Am Rande dieses Paradieses erhob sich ein undeutliches Geräusch gleich dem
unendlichen Wellenschlag. Es war der Flöten und der Klarinetten immer
wieder stockendes Schluchzen, ein Rufen, von den Abgründen
zurückgeschnellt, Gebell der unruhigen Hunde, der Sturz eines umgrünten
Steines ins Leere. Es war der Schwall der Wasserfälle hoch über den
tosenden Wildbächen. Wie die Sprache war es eines Volkes auf dem Wege zu
seinem gelobten Land, namenlosen Weintrauben entgegen, brennenden
Dornbüschen entgegen, Laute, untermischt mit dem Aufschrei trächtiger
Eselinnen, die die Last der vollen Milchkannen trugen und die Hirtenmäntel
und das Salz und den schieferig abblätternden Käse.

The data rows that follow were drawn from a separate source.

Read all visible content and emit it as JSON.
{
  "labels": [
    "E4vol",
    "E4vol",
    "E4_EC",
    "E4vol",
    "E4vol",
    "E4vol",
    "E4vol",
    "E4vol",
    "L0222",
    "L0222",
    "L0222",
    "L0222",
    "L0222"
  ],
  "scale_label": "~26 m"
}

Das vierte Paradies, in seiner fast unbeschreiblichen Nacktheit, gehörte
den Wölfen.

Auf dem Gipfel eines baumlosen Berges, in der Öde des Windes, in
durchdringenden Nebeldämpfen, genossen sie des Glückes der Märtyrer. Sich
also verlassen zu fühlen, empfanden sie als eine herbe Freude und ebenso
dies, daß sie niemals länger als einen Augenblick lang -- und unter welchen
Qualen! -- ihrem Blutdurst hatten entsagen können. Sie waren die Enterbten
mit dem ewig unverwirklichtem Traum. Schon seit langem konnten sie nicht
mehr heran an die himmlischen Lämmer, deren blanke Augenwimpern in dem
grünen Lichte auf- und niederschlugen. Und dann, da keines dieser Tiere
starb, durften sie auch nicht länger den Leib erwarten, daß ihn der Schäfer
ihnen hinwürfe an den immer lachenden Bach.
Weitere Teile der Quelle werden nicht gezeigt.